Mais, comme je ne suis pas de la meute et que mon avis diverge, alors je vous dis pourquoi j’ai aimé ce film.

Au Libéria, pays d’Afrique ravagé par la guerre, le docteur Miguel Leon (Javier Bardem), médecin humanitaire, et le docteur Wren Petersen (Charlize Theron), directrice d’une ONG, tombent passionnément amoureux l’un de l’autre. S’ils sont tous les deux engagés corps et âme dans leur mission, ils n’en sont pas moins profondément divisés sur les politiques à adopter pour tenter de régler le conflit qui fait rage. Ils devront surmonter leurs clivages et le chaos qui menace d’emporter le pays tout entier – sous peine de voir leur amour voler en éclats…

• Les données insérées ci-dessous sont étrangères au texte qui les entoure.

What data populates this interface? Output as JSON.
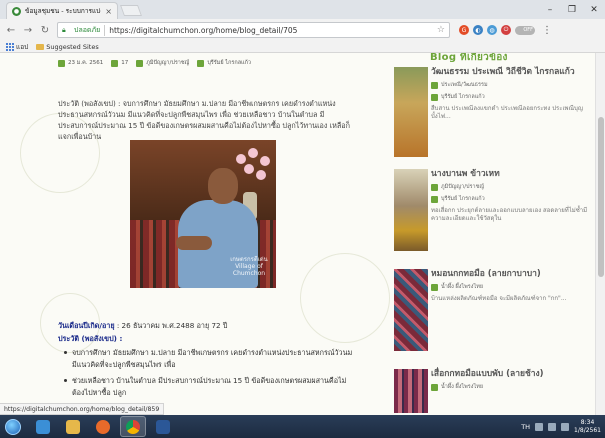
{
  "browser": {
    "tab_title": "ข้อมูลชุมชน - ระบบการแบ่งปันข้อมูล",
    "tab_close": "×",
    "window_buttons": [
      "–",
      "❐",
      "✕"
    ],
    "secure_label": "ปลอดภัย",
    "url": "https://digitalchumchon.org/home/blog_detail/705",
    "toggle_label": "OFF",
    "bookmarks": [
      {
        "label": "แอป"
      },
      {
        "label": "Suggested Sites"
      }
    ],
    "status_url": "https://digitalchumchon.org/home/blog_detail/859"
  },
  "article": {
    "meta": {
      "date": "23 ม.ค. 2561",
      "views": "17",
      "category": "ภูมิปัญญา/ปราชญ์",
      "author": "บุรีรัมย์ ไกรกลแก้ว"
    },
    "intro": "ประวัติ (พอสังเขป) : จบการศึกษา มัธยมศึกษา ม.ปลาย มีอาชีพเกษตรกร เคยดำรงตำแหน่งประธานสหกรณ์วัวนม มีแนวคิดที่จะปลูกพืชสมุนไพร เพื่อ ช่วยเหลือชาว บ้านในตำบล มีประสบการณ์ประมาณ 15 ปี ข้อดีของเกษตรผสมผสานคือไม่ต้องไปหาซื้อ ปลูกไว้ทานเอง เหลือก็แจกเพื่อนบ้าน",
    "photo_watermark_1": "เกษตรกรดีเด่น",
    "photo_watermark_2": "Village of Chumchon",
    "birth_label": "วันเดือนปีเกิด/อายุ",
    "birth_value": " : 26 ธันวาคม พ.ศ.2488 อายุ 72 ปี",
    "history_label": "ประวัติ (พอสังเขป) :",
    "bullets": [
      "จบการศึกษา มัธยมศึกษา ม.ปลาย มีอาชีพเกษตรกร เคยดำรงตำแหน่งประธานสหกรณ์วัวนม มีแนวคิดที่จะปลูกพืชสมุนไพร เพื่อ",
      "ช่วยเหลือชาว บ้านในตำบล มีประสบการณ์ประมาณ 15 ปี ข้อดีของเกษตรผสมผสานคือไม่ต้องไปหาซื้อ ปลูก"
    ]
  },
  "sidebar": {
    "heading": "Blog ที่เกี่ยวข้อง",
    "cards": [
      {
        "title": "วัฒนธรรม ประเพณี วิถีชีวิต ไกรกลแก้ว",
        "category": "ประเพณี/วัฒนธรรม",
        "author": "บุรีรัมย์ ไกรกลแก้ว",
        "desc": "สืบสาน ประเพณีลงแขกดำ ประเพณีลอยกระทง ประเพณีบุญบั้งไฟ..."
      },
      {
        "title": "นางบานพ ข้าวเหท",
        "category": "ภูมิปัญญา/ปราชญ์",
        "author": "บุรีรัมย์ ไกรกลแก้ว",
        "desc": "ทอเสื่อกก ประยุกต์ลายและออกแบบลายเอง สอดลายที่ไม่ซ้ำมีความละเอียดและใช้วัสดุใน"
      },
      {
        "title": "หมอนกกทอมือ (ลายกาบาบา)",
        "category": "น้ำผึ้ง ผึ้งไพรงไทย",
        "author": "",
        "desc": "บ้านแหล่งผลิตภัณฑ์ทอมือ จะมีผลิตภัณฑ์จาก \"กก\"..."
      },
      {
        "title": "เสื่อกกทอมือแบบพับ (ลายช้าง)",
        "category": "น้ำผึ้ง ผึ้งไพรงไทย",
        "author": "",
        "desc": ""
      }
    ]
  },
  "taskbar": {
    "lang": "TH",
    "time": "8:34",
    "date": "1/8/2561"
  },
  "colors": {
    "accent_green": "#6da53a",
    "secure_green": "#2e8b3c",
    "label_blue": "#1a2a8a",
    "taskbar": "#1c2b40"
  }
}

Oui, j’assume pleinement, The last face m’a ému. L’histoire nous plonge au cœur d’une Afrique en prise avec ces multiples conflits armés et sanguinaires. Si l’occident politiquement est assez peu impliquée ou trop intéressée (c’est parfois un euphémisme), l’aide humanitaire se trouve, elle, confrontée à l’horreur et essaye d’apporter un minimum de solidarité et d’aide médicale sur le terrain et avec les réfugiés. Sean Penn nous parle de ces hommes et femmes qui mettent leurs propres vies en danger, voir en marge, se donnant totalement dans cette mission qu’ils ont choisie sans, non plus, en dresser un tableau idyllique mais en révélant les doutes ou paradoxes qui peuvent se manifester. C’est ainsi, par exemple, qu’est évoqué cette « adrénaline à l’urgence » que ressentent les médecins… ce « besoin de nous »qui pousse à agir mais qui peut aussi devenir une forme de drogue et induire alors un sentiment étrange où la violence devient presque attendue, souhaitée pour pouvoir agir. « Sans guerre il n’y aurait peut être pas de nous » dira ainsi Miguel à Wren. Car, en plus, oui Sean Penn ajoute une romance à tout cela, comme l’aurait d’ailleurs fait n’importe quel réalisateur américain. Mais finalement, n’en déplaisent à ceux qui se gaussent des bons sentiments, on peut aussi aimer là dans ce genre d’endroits.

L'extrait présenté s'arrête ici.